I remember there was this project I did in college. Speaking of bikes, it was about a local program that did free bike repair, called RecycleABike or something. Great people, taught me a lot about wrenching. But the photos from the workshop weren’t gelling into something I could use. So I decided to do something I’d been wanting to do, but hadn’t thought was ‘right’ or ‘documentary enough’. I brought a bunch of the people into the studio, took portraits against a white psych (one at a time), and did interviews at the same time, all in little 45 minute sessions. Took me maybe a week, and the whole project was done. Felt amazing.

Does this need to be a documentary project? Does the primary limitation I’ve set for myself need to be front and center in the final edit? The ‘grain’ of this project, so far, is not that of the standard sense of place stuff I was thinking it would be. I’ve read a lot of novelists’ accounts of writing, and finding somewhere along the way an unexpected turn in the story. This isn’t that, but it’s the same energy. The work is telling me something.

(I will note that I wrote this twice; the first version was swallowed by me accidentally hitting the back button. I think I got most of it, although the part about novelists was in the middle, and I concluded talking about a couple other projects that turned on me that way. seems fine now.)

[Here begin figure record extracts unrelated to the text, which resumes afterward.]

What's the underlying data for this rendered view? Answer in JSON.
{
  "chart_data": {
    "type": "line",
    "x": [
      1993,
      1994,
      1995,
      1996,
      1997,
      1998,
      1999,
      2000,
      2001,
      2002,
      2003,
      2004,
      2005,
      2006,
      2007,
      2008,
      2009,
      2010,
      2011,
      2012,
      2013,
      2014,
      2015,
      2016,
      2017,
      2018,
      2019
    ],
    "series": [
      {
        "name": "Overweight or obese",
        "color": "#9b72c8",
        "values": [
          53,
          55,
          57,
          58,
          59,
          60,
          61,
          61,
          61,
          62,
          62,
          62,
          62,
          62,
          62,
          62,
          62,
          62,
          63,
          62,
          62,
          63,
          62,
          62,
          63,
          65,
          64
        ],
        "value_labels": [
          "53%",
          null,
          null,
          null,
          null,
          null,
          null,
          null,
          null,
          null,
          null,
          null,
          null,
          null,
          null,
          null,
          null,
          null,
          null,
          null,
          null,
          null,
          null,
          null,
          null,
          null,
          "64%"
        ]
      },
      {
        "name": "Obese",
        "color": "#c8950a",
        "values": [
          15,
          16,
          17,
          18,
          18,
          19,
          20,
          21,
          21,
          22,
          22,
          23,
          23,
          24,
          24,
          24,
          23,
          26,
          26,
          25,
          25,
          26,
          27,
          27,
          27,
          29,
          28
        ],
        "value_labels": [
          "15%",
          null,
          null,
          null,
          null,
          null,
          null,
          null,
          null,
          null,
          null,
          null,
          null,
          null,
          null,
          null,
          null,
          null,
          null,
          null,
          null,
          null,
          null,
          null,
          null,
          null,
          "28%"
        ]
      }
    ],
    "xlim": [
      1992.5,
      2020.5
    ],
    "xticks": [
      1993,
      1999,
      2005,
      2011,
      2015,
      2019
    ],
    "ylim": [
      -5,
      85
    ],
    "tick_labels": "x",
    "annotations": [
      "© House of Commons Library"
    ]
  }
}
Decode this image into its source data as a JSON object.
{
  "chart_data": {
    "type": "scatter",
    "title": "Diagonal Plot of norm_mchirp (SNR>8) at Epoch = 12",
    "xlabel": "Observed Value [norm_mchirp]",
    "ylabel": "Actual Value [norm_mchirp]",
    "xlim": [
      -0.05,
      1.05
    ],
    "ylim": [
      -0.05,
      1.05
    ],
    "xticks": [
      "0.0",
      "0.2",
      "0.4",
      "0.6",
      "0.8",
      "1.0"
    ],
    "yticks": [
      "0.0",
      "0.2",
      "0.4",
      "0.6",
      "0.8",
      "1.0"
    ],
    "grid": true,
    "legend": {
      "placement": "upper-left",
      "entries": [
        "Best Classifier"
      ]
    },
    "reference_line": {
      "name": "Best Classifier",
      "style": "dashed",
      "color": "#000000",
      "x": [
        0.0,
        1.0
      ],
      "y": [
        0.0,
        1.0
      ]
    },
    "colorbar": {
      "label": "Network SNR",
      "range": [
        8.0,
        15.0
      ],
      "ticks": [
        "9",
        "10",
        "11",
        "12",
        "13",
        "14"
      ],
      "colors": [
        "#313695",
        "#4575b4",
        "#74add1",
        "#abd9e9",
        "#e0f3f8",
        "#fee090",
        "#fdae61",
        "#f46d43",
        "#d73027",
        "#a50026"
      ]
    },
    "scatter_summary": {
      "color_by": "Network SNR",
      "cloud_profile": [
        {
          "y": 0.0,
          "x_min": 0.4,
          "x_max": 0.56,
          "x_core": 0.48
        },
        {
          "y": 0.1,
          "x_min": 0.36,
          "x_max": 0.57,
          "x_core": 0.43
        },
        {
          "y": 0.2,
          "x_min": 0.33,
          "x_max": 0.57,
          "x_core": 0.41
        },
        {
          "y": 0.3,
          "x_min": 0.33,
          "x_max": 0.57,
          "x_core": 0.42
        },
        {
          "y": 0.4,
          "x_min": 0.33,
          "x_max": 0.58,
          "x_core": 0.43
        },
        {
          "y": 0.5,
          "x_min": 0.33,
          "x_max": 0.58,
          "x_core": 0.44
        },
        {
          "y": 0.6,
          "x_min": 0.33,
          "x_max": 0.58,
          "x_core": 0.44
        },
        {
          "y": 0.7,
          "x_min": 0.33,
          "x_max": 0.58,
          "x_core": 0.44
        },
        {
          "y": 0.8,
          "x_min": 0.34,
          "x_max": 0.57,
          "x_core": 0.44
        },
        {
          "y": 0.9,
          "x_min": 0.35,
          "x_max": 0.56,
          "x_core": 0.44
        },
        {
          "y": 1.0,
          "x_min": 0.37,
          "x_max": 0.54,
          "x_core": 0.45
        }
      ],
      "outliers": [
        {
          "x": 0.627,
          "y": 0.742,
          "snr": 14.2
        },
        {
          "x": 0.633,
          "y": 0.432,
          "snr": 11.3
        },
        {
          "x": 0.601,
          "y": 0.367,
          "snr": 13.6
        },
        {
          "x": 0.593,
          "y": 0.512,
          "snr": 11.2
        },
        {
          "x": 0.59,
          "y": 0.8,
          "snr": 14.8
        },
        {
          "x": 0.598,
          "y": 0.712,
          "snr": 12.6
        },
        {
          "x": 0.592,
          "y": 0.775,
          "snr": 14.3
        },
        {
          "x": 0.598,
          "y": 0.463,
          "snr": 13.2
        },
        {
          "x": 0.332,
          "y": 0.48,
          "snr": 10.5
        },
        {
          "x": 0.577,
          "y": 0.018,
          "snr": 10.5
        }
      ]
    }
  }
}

Posted by matt on 2020-05-08T07:34:49Z GMT

begin broadcast day

So, a couple days ago, I started writing what was going to be the first post on here in about a week. I got a good three paragraphs into an essay on the pain scale they give you when you go to the doctor, and then I was like, ‘I’m tired, let’s go sleep’ and well, you know the rest, because that post didn’t happen. It’s in my drafts.

In the meantime, bear with me as I’m have some difficulty moving around the house, which makes getting to my computer in the basement to do image editing, especially at the end of the day like I’ve been doing, kind of difficult. I keep running out of spoons. Really, the last year or so of not having decent mobility a lot of the time has been a drag. Hopefully, in a week or so, the tendons in my left ankle and right knee will be done being mad at me, and normal service will resume.